A firefighter hoses down burning pipes near a water tank at the Sand Fire, July 23 2016 near Santa Clarita, California. Shifting winds were pushing flames northeast through Angeles National Forest, where additional evacuations were ordered in the city of Acton and other residents were warned to prepare to leave, authorities said. The blaze, whose cause is under investigation, sent up a huge plume of smoke visible across the region.
Eighteen homes were gutted and one was damaged on Saturday in the Santa Clarita area, where evacuations were ordered as flames raged through brush withered by days of 100-degree temperatures in a Southern California heat wave.
About 300 miles up the coast, California Department of Forestry and Fire Protection firefighters battled a almost 3-square-mile blaze in rugged mountains north of the majestic Big Sur region.
Firefighters were battling the 22,000-acre blaze in the 26700 block of Iron Canyon Road in the Santa Clarita area when they found the remains inside a burned small compact sedan around 7:20 p.m., a sheriff’s news release said.

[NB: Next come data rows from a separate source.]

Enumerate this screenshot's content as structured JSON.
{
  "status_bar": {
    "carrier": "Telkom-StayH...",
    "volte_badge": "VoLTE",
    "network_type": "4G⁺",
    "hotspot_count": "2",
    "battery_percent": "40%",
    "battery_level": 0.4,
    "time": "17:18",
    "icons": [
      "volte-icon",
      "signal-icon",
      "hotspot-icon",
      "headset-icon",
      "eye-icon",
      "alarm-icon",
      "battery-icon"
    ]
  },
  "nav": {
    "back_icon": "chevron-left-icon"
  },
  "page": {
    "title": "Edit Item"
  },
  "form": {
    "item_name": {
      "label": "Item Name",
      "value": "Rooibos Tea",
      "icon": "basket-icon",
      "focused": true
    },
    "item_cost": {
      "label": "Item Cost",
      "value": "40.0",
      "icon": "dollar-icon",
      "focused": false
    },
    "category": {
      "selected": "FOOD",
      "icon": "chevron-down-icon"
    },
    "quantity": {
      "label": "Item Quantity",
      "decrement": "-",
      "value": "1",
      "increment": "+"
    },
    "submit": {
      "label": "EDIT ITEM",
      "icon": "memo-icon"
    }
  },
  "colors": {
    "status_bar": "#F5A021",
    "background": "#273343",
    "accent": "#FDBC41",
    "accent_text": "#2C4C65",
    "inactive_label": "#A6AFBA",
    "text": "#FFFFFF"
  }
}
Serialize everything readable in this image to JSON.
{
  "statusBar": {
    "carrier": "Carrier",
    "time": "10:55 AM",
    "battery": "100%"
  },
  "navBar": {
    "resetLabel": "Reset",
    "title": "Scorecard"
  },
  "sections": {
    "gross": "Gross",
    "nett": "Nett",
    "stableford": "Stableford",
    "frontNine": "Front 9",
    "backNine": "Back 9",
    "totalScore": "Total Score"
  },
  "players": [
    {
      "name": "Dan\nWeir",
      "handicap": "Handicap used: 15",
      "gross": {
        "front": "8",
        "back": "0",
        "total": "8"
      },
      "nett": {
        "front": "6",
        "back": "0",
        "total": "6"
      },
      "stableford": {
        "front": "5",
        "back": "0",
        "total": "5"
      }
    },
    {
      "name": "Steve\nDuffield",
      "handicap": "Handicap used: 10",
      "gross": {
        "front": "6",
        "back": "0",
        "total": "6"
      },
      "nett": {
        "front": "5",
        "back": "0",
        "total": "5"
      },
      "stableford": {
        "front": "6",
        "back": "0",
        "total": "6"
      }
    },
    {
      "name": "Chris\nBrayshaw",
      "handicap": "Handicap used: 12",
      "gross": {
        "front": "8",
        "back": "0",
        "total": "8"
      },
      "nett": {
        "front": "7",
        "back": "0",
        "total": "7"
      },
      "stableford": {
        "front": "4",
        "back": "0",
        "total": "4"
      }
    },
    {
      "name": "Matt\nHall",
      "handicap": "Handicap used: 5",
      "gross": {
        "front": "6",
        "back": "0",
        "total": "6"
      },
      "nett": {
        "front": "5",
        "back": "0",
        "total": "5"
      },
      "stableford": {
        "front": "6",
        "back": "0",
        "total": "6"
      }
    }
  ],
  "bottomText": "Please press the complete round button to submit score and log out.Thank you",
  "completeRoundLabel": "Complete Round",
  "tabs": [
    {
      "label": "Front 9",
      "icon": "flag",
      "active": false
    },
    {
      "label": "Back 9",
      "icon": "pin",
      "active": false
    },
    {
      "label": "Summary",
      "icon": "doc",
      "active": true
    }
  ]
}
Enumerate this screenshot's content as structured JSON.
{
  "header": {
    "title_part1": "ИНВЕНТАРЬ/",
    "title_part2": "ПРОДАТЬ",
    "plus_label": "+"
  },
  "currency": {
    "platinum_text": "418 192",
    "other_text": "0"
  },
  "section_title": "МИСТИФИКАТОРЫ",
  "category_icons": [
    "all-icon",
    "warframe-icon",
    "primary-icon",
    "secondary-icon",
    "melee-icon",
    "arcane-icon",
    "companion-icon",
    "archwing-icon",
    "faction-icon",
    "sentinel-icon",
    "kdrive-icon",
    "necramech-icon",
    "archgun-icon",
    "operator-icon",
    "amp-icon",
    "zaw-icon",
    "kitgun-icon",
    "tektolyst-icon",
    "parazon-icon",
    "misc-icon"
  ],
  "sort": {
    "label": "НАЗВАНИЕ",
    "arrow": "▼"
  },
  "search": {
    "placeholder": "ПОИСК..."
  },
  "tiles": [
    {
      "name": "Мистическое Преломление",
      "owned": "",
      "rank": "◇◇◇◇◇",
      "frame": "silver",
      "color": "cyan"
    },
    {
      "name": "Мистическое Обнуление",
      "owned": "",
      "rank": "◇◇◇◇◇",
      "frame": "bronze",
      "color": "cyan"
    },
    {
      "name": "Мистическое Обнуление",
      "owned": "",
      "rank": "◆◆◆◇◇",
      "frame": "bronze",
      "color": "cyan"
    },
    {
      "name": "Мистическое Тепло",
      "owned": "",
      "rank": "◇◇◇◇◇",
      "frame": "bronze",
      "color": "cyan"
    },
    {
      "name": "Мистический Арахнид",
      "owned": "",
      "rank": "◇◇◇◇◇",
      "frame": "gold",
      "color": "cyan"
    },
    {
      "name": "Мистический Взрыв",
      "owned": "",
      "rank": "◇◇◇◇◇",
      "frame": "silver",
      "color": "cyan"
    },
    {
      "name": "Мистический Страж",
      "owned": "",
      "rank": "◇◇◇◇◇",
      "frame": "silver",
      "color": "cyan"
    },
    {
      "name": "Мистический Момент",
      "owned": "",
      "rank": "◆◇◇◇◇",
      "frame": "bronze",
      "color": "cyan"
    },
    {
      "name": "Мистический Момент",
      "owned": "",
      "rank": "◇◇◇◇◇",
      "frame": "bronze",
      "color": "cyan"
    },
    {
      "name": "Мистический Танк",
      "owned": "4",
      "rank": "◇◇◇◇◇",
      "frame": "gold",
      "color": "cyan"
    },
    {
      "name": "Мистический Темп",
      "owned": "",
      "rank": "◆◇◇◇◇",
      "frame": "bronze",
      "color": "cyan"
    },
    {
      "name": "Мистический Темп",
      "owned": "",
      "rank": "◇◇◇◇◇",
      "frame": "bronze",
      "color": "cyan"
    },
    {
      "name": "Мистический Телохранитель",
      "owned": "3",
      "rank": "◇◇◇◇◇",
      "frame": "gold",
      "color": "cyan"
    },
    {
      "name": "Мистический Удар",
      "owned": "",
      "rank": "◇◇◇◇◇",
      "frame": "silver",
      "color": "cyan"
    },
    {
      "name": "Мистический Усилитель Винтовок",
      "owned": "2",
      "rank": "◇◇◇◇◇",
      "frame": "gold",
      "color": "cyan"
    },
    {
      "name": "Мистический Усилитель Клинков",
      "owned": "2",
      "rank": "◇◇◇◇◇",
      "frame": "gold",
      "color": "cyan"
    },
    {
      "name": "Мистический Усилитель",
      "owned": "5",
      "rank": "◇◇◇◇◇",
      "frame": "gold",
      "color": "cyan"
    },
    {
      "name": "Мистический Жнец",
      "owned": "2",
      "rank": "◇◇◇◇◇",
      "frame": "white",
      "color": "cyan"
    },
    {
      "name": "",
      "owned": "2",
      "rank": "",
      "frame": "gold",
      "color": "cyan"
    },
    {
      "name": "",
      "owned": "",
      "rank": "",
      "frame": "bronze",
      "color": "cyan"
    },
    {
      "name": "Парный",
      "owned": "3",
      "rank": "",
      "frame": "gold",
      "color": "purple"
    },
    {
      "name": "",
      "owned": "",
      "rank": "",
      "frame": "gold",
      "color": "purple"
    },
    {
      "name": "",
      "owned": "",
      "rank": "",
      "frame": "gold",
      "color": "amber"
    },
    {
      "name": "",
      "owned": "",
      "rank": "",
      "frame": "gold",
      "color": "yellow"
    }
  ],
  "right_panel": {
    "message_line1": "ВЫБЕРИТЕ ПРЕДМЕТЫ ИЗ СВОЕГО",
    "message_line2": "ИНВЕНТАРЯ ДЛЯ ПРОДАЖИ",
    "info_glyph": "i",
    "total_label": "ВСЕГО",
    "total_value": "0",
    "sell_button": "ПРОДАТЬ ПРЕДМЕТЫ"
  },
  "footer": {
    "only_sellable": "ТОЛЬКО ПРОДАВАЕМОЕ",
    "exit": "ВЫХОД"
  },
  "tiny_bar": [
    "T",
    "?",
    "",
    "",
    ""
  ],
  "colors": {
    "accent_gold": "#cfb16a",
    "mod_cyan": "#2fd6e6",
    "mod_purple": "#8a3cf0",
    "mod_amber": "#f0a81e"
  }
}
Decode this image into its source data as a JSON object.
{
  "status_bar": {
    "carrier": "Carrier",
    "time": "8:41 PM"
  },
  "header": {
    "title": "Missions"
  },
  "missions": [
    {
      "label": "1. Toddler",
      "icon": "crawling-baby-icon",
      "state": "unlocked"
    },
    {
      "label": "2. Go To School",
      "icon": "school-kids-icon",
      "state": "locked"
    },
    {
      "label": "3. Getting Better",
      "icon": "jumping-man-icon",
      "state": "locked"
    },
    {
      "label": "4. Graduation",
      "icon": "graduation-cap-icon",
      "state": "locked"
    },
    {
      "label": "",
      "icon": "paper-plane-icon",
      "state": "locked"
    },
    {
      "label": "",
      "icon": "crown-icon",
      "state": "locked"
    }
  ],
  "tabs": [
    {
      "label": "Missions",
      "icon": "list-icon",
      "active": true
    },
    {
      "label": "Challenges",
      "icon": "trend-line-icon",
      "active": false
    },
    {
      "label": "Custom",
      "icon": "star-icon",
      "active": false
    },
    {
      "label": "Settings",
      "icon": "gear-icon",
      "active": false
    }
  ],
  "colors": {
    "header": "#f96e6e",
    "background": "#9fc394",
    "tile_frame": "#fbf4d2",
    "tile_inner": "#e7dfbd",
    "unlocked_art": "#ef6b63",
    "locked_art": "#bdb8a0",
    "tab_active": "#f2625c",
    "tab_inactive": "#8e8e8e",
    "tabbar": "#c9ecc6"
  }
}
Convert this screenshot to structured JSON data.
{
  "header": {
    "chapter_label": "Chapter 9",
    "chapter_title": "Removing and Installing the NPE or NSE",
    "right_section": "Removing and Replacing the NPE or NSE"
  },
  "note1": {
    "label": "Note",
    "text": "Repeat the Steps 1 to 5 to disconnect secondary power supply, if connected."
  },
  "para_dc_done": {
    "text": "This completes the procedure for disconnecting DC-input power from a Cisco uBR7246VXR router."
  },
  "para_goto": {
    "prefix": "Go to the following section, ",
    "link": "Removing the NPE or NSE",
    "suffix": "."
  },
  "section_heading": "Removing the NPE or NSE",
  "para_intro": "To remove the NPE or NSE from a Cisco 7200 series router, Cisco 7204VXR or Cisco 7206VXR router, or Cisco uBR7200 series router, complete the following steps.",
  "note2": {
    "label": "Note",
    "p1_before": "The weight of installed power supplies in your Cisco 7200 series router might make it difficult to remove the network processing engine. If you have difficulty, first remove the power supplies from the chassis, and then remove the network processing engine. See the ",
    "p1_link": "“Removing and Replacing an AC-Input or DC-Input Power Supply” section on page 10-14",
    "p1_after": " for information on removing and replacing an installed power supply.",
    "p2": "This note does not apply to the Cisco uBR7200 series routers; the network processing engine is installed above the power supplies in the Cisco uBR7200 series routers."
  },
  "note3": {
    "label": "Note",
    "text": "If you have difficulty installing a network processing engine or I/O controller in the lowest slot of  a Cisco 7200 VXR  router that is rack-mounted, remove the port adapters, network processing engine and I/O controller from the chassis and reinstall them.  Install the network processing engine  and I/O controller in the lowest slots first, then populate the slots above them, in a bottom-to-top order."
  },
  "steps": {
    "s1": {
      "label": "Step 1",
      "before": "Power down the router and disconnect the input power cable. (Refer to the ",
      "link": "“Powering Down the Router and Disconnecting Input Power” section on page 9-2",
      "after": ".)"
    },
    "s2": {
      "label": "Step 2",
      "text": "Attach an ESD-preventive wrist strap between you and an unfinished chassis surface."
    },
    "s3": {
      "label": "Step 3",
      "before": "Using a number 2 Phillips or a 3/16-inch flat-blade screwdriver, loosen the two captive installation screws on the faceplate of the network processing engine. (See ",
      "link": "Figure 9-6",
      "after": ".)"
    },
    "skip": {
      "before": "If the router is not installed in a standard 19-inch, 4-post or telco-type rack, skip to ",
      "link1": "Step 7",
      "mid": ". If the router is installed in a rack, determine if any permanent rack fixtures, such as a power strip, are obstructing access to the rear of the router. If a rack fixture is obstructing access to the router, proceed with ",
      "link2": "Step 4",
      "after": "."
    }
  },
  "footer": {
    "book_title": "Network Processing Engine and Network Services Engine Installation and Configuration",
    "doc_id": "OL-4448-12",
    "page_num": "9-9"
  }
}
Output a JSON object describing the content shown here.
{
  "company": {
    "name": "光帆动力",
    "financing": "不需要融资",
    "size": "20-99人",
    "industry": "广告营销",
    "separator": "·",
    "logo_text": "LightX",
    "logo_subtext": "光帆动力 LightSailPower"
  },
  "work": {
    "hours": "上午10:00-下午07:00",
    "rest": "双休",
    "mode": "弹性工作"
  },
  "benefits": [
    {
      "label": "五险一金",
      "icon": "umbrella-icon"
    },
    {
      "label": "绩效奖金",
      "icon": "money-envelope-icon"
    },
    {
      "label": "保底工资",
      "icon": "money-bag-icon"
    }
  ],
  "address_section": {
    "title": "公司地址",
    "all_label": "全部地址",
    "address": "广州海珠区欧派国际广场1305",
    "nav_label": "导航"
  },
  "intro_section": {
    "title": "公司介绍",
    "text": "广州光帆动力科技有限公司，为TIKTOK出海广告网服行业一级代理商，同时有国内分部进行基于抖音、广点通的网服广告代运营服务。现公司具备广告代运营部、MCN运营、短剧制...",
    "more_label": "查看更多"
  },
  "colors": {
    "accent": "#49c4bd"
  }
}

If you were in the Los Angeles area on Saturday and looked up into the sky, you might have thought there was a storm rolling in, or that the bright, glowing red sun was an omen for Armageddon. It burned in inaccessible terrain 5 miles south of Garrapata State Park and forced the communities of Palo Colorado and Carmel Highlands to evacuate, California’s forestry department said. “I grabbed all the pictures of the kids and then I took the paintings of my parents that had been done by a local artist”.
Advertisement
The blaze is being battled by 300 firefighters from Los Angeles County and the Angeles National Forest as well as a fleet of helicopters and airplanes.